Happy, healthy eating all!

P.S. as of this post, I’ve developed painless sores in my mouth…this likely points to lupus (I think?).  I’m not sure if that makes me sad, relieved, or what.

I’ve mentioned before that I’ve recently been diagnosed with an autoimmune disease.  They’re not quite sure which one yet, so I’m currently labeled “undifferentiated connective tissue disease.”  Well, last night I got to experience one of the paradoxical symptoms.  So, one of the main symptoms of any autoimmune disease is overwhelming fatigue (not just being tired, being so exhausted that you feel like every part of you is weighted with lead…some days drying my hair makes me want to crawl back into bed).  If you go on rheumatological websites, they also list sleeplessness, or poor sleep as a common symptom (along with arthritis, muscle aches, headaches, etc, etc, etc).  I always thought this was crazy talk.  Since I’ve been sick, all I’ve been really good at doing is sleeping.  Well, as of last night, I realized that these two things really can co-exist.  I was absolutely exhausted, but couldn’t sleep.  I did all my tricks for when I’ve been unable to sleep in the past (this has never been a big problem for me; I’m a champion sleeper).  No good.  I ended up finally forcing myself back to bed around 1am and tossing and turning for awhile longer before finally falling asleep.

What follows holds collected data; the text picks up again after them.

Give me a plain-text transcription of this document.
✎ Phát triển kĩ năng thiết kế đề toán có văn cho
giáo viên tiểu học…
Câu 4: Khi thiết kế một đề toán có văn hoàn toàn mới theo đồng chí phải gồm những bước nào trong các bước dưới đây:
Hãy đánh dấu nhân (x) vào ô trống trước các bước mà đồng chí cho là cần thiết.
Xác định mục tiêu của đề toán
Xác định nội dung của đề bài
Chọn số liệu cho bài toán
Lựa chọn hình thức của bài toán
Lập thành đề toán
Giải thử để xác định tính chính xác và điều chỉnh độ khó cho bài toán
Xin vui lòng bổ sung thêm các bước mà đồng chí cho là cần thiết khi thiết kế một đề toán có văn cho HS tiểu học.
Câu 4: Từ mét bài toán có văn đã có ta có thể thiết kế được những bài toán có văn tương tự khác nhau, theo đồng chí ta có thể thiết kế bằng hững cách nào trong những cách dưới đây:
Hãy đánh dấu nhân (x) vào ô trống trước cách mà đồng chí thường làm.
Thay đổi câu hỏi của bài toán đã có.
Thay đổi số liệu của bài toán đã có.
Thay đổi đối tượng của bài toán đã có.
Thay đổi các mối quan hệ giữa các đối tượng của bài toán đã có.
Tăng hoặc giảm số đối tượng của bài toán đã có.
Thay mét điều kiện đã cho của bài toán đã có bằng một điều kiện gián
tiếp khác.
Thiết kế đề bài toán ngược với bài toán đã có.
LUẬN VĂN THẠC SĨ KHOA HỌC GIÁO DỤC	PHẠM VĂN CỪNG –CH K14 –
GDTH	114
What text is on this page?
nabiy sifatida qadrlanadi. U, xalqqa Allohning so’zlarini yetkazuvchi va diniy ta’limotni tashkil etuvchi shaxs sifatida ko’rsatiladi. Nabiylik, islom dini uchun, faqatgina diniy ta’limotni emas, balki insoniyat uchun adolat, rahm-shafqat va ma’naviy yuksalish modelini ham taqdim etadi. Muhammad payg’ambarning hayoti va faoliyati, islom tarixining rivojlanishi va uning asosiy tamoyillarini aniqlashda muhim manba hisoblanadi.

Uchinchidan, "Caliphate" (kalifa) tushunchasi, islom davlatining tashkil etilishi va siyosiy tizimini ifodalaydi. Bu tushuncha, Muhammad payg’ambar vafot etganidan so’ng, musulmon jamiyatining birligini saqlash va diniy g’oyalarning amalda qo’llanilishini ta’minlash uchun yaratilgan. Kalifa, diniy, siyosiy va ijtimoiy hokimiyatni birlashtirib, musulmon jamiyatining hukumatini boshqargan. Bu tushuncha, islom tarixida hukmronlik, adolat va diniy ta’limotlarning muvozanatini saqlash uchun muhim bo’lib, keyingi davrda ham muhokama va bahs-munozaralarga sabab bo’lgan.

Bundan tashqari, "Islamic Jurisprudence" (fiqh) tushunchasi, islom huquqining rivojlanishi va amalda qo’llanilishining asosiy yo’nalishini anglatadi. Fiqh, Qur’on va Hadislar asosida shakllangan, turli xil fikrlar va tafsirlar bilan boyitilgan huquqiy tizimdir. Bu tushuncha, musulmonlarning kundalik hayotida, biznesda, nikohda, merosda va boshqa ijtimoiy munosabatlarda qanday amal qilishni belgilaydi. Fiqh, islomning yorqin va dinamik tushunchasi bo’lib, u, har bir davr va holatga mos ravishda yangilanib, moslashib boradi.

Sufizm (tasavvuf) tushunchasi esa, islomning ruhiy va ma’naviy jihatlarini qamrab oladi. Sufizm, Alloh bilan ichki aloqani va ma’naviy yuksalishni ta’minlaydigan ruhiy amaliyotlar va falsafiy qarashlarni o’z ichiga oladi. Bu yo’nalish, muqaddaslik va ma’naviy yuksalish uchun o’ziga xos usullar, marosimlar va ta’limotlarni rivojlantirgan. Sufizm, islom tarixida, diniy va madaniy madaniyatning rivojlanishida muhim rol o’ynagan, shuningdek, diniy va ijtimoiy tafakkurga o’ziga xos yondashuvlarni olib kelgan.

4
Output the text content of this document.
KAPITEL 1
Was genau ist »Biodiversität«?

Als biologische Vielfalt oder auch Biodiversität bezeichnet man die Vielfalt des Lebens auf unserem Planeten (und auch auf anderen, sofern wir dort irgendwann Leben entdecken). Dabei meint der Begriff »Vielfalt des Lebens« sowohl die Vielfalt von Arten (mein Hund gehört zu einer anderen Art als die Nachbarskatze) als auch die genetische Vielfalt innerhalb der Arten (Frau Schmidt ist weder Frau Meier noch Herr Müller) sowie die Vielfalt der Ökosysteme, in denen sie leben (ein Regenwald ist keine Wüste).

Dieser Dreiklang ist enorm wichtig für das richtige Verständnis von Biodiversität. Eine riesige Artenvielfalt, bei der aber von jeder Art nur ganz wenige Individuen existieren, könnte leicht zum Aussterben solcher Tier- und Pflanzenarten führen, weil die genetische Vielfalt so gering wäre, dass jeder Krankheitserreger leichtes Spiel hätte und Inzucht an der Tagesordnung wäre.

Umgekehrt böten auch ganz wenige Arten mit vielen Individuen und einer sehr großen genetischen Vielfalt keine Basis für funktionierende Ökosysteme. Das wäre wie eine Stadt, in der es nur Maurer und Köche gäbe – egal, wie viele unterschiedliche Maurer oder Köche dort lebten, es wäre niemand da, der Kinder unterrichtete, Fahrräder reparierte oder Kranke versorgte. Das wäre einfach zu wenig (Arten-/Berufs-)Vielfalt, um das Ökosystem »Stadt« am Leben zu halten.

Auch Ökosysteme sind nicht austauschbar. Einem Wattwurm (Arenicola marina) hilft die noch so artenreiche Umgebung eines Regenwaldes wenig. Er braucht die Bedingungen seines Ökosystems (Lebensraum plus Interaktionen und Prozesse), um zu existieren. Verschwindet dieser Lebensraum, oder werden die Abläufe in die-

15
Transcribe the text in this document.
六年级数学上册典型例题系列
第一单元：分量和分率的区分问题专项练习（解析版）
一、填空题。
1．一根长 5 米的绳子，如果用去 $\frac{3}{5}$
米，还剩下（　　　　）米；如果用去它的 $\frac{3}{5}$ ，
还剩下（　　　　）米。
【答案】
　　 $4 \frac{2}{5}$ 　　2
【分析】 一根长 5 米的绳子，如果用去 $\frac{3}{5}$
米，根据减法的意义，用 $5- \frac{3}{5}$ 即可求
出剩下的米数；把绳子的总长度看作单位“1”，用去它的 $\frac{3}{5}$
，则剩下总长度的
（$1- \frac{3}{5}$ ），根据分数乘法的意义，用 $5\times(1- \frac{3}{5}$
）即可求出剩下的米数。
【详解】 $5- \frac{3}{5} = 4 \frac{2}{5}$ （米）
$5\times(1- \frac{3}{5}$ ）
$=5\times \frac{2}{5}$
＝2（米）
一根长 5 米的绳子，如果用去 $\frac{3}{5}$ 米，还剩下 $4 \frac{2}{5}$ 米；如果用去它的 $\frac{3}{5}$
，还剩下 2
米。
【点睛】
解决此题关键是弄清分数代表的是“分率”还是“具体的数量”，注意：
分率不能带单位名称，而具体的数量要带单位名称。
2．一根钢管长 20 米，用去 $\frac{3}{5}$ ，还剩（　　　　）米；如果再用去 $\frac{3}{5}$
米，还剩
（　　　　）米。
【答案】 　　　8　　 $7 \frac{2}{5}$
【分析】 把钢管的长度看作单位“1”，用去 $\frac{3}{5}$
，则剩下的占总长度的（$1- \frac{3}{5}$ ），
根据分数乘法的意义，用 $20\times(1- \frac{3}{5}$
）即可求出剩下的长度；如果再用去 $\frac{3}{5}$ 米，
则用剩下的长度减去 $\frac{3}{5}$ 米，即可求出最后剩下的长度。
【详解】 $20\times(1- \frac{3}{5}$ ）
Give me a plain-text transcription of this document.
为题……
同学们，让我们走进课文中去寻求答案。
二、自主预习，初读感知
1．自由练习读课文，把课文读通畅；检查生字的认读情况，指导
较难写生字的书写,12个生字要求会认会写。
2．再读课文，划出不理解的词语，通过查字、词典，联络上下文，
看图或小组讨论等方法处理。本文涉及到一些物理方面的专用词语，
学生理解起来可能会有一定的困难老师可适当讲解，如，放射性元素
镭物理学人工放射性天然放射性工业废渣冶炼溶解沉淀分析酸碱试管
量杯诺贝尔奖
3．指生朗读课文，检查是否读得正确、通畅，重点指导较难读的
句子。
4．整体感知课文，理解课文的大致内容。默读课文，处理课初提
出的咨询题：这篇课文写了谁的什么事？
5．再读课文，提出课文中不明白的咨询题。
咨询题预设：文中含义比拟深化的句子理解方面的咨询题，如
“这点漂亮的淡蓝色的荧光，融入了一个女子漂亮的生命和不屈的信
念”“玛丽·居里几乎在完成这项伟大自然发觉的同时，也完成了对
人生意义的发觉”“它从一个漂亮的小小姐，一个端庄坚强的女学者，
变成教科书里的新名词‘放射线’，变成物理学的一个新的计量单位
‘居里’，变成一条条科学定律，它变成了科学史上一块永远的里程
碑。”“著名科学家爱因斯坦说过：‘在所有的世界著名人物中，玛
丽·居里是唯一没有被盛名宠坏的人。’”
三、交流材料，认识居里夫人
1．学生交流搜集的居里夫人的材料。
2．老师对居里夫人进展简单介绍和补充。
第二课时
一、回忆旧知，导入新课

 So, you say, “Sorry to hear about your luck…but what does this have to do with food?”  I understand, no offense taken.  This is, after all, a food blog.  Well, in my late-night wanderings, I experienced another first: a desire to raid the fridge.  I have never been a late-night snack person.  I’ve never woken up with the urge to get up and get something to eat.  I wake up with the urge to burrow deeper under the covers and go back to sleep.  But, last night I found myself awake and hungry.  Alright, hungry isn’t quite the right word for it.  I wantedto eat…and I was, maybe, slightly hungry.  I wandered around, found nothing satisfactory or appetizing, and ended up eating….a spoonful of peanut butter. That’s right.  Peanut butter.  Not on anything, not with anything, just a spoonful.  Ok, two spoonfuls. 

So, given this pathetic revelation, I have a request: does anyone have any great, late-night snacks that they just love?  Could you share them with me?  I’m hoping this will not be an ongoing problem, but I’d like to be prepared just in case. 

P.S.  I tried to take a picture for dramatic effect…but found out that peanut butter is singularly unphotogenic.  It really looks disgusting – which adds an extra layer of desperation to this plea.